Mais en 1797, tout change. Le Directoire décide en janvier de faire du Louvre le musée des Ecoles étrangères, et de Versailles celui de l’Ecole française. Un véritable chassé-croisé d’œuvres s’organise. Sont ainsi exposés dans les grands appartements, les chefs d’œuvre de Poussin, Champaigne, Lesueur et autres grands maîtres français. Des statues sont aussi présentées. Dépouillé peu à peu au profit d’autres institutions et des résidences impériales, le musée ferme définitivement ses portes en 1806 : Napoléon s’intéresse alors à Versailles. L’idée de musée ne reviendra pas avant 1833.
Venu sacrer Napoléon à Notre-Dame, le 2 décembre 1804, le pape Pie VII est à Paris jusqu’en avril 1805. Il veut visiter l’ancienne résidence des rois de France. Une foule nombreuse l’attend en janvier à Versailles.

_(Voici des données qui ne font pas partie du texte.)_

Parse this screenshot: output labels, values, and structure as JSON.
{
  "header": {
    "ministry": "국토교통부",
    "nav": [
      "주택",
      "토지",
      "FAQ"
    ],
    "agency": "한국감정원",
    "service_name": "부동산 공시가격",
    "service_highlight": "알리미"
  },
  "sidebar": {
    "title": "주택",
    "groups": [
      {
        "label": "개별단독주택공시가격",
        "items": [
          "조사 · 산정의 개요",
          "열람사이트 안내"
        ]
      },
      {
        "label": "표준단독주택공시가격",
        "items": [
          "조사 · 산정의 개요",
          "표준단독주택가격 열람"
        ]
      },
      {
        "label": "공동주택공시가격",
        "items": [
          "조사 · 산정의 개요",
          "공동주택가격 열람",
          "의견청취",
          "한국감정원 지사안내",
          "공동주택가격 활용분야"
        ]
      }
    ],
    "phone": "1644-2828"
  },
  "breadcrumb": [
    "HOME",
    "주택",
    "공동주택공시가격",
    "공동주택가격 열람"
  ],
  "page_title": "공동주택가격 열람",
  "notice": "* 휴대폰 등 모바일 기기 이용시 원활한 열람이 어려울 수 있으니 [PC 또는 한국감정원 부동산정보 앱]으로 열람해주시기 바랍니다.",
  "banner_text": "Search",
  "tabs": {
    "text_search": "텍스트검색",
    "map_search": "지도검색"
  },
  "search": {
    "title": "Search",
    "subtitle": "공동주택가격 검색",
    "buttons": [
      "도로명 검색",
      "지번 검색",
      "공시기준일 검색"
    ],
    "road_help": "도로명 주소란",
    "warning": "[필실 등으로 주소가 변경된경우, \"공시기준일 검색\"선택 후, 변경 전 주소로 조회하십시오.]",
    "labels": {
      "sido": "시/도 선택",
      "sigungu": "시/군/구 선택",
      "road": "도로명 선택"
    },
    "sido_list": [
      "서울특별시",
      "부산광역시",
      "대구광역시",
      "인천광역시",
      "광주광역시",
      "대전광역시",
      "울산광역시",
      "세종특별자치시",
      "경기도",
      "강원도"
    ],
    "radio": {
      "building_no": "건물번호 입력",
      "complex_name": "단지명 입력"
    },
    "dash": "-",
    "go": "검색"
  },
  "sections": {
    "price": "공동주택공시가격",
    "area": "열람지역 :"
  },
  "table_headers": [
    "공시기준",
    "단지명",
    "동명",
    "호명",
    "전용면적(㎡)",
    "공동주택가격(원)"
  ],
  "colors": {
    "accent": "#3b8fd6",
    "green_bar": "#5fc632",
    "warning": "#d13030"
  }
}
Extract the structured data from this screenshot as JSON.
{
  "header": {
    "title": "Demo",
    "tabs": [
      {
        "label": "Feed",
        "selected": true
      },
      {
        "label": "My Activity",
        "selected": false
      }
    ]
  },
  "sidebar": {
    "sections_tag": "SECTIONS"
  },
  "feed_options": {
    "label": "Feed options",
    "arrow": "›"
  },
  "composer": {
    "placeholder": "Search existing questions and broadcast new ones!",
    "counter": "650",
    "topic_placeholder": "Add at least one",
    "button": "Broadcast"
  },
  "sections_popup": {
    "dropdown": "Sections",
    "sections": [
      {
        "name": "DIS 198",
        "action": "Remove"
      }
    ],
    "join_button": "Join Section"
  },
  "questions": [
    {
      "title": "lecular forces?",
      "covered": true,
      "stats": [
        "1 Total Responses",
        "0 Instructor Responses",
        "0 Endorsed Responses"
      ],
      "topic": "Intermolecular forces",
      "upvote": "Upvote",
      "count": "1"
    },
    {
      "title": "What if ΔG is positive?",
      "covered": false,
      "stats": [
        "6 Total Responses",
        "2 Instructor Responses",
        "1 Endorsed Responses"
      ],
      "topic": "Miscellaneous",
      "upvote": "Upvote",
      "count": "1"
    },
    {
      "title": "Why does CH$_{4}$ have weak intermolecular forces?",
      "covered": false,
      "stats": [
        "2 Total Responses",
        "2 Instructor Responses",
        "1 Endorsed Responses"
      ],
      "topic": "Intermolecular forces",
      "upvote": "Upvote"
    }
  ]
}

Pie VII arrive le 3 janvier 1805. Parti le matin de Paris, il est accueilli à son passage à Sèvres par le préfet de Seine-et-Oise Montalivet, et les autorités du département. Il voyage dans une voiture à huit chevaux, précédée de deux voitures de l’empereur à six chevaux. A l’entrée de l’avenue de Paris, vers 11h, il est accueilli par le maire de Versailles Pétigny, accompagné du corps municipal. Au bruit de l’artillerie et des cloches de la ville, le pape est conduit à la cathédrale Saint-Louis. Depuis 1802, date du Concordat, Versailles est un évêché. Monseigneur Louis Charrier de La Roche, son premier évêque, attend le pape sur le parvis. Il entame, dans un grand cérémonial, son discours de bienvenue. Toute la population de la ville et des environs est là pour l’évènement.
Dans la cathédrale, Pie VII donne sa première bénédiction au maître-autel. Il est reçu dans le chœur au chant de Tu es Petrus (Tu es Pierre). Puis, sur un prie-Dieu, devant l’autel, il assiste au Salut de l’évêque. Il se rend ensuite sur un trône préparé à son intention, à droite de l’autel. Il procède enfin au baisement des pieds du clergé présent. Conduit dans l’évêché, il reçoit les corps de ville et militaires.
Au Château, le pape est accueilli par une foule considérable dans la Cour et sur le parterre d’Eau. Avant sa visite, il se repose quelques instants dans les Petits appartements du Roi. Dans la galerie des Glaces, plus de 500 personnes se prosternent à son passage. Couvert de sa tiare, il leur présente son anneau à baiser. Arrivé au milieu de la galerie, il bénit la foule massée devant le Château, qui se prosterne à son tour. Le pape est ému d’un tel spectacle dans les jardins de Louis XIV : « Est-ce donc là ce peuple français que l’on disait si irreligieux ? », déclare-t-il. Le pape est mené à sa sortie à l’Orangerie, dans les jardins puis à Trianon. Il retourne ensuite à l’évêché.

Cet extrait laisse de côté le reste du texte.